Deprem gibi doğa olaylarında ilk etapta ihtiyaç duyulacak suyun temininde kullanılabilir. Göçmen kamplarındakiler için büyük sorun olan su sorununa çare olabilir ya da kırsal alanlarda ihtiyaç duyulan içme suyunun temini için bu cihaz kullanılabilir."

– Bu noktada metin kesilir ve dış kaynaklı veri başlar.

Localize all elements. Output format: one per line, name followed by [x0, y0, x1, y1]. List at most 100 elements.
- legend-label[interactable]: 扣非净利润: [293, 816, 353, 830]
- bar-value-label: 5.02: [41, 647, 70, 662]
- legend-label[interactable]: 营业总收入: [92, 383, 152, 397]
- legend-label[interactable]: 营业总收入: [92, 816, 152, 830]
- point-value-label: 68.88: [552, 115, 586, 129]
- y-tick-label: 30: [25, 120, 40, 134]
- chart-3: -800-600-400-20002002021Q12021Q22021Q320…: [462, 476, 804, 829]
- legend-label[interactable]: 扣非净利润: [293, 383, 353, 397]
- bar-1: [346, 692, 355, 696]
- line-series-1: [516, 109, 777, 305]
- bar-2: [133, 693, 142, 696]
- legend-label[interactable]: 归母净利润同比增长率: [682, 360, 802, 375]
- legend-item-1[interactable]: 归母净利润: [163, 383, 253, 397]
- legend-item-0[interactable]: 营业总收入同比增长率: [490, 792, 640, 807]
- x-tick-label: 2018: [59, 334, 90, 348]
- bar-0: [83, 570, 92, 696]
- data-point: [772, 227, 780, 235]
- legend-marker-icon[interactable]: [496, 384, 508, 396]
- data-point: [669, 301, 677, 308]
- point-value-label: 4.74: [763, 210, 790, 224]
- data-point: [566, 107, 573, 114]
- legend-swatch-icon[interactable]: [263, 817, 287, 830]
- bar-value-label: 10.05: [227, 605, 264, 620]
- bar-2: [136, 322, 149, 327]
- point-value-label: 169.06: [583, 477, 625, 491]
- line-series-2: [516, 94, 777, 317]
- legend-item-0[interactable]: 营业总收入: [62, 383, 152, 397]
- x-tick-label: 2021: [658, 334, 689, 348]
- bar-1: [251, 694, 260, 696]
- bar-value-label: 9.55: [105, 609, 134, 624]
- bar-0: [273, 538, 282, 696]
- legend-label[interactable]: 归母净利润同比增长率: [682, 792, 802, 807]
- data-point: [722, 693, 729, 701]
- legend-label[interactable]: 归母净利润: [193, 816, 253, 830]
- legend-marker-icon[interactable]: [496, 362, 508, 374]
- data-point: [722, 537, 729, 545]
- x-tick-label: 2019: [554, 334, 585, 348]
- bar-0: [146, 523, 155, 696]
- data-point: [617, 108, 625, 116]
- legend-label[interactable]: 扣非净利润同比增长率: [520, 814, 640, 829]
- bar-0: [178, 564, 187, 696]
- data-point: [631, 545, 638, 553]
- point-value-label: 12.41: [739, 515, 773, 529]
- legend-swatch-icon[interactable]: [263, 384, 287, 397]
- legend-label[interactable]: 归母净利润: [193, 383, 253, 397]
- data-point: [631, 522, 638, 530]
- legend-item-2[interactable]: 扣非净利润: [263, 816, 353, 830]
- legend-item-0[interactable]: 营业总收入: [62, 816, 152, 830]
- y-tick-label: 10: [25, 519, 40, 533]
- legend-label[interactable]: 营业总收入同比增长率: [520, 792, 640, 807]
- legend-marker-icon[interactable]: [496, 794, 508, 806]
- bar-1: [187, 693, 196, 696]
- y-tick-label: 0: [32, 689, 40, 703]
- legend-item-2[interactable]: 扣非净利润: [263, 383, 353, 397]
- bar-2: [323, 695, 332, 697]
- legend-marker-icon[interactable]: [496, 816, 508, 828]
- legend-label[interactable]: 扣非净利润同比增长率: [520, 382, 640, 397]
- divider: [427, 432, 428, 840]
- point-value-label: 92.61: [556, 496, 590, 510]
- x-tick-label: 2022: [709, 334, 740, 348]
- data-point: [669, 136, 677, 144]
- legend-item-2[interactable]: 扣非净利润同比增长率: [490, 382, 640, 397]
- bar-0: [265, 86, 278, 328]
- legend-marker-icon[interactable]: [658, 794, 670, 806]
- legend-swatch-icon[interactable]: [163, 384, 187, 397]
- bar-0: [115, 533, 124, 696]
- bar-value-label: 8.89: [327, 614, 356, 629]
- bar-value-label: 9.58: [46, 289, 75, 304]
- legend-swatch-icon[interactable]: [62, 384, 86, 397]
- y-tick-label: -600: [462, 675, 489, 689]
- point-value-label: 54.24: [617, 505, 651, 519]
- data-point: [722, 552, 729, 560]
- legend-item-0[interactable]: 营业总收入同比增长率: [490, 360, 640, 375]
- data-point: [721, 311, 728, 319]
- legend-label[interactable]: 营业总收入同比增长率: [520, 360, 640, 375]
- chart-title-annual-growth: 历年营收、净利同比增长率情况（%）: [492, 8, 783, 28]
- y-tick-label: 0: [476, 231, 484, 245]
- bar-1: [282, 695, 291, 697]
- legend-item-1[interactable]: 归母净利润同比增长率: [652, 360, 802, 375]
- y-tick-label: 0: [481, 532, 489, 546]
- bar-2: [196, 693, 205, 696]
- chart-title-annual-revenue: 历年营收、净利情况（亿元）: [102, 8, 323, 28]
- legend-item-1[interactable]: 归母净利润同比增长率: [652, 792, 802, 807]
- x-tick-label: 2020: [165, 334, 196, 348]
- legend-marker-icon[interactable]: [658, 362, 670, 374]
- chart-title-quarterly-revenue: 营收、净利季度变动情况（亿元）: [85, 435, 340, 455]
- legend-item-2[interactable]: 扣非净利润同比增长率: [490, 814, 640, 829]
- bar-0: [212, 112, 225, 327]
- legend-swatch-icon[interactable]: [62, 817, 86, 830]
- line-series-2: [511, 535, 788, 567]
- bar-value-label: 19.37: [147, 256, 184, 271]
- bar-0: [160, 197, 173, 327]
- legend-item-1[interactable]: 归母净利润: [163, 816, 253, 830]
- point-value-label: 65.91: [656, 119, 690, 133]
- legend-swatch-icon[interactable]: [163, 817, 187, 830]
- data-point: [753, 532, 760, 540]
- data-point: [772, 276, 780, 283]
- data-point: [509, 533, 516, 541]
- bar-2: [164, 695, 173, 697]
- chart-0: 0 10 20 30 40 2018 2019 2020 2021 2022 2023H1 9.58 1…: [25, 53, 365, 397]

İSRAİL'DE ATIK SUYUN YÜZDE 90'I GERİ DÖNÜŞÜMDEN GEÇİYOR
İsrail'in dünyada atık su yönetimini gerçekleştiren ilk ülke olması açısından bu teknolojiler üzerinde önemle durduğunu ve çalıştığına işaret eden Weiss-Kubany, şöyle devam etti:
"İsrail'de atık suyun yüzde 90'ı yeniden kullanılmak üzere işlemden geçiriliyor. Suyun geri dönüştürülmesi ve yeniden kullanılması, tarım sektörüne yardımcı olurken, boru hatlarının ömrünü uzatıyor. Bu alanda İsrail'in know- how'ı yüksek kabul ediliyor. Diğer şirketimiz de doğrudan atmosferden karbon yakalayan bir şirket. Havadan direkt karbon yakalayan ve bunun için çok az enerji kullanan bir ürün. Özellikle endüstri alanlarındaki hava kirliliğinin önlenmesinde kullanılabilir. Ayrıca organik atıklardan yerinde pişirmeye imkan veren taşınabilir biyogaz üreten diğer şirketimiz de ilgi topladı."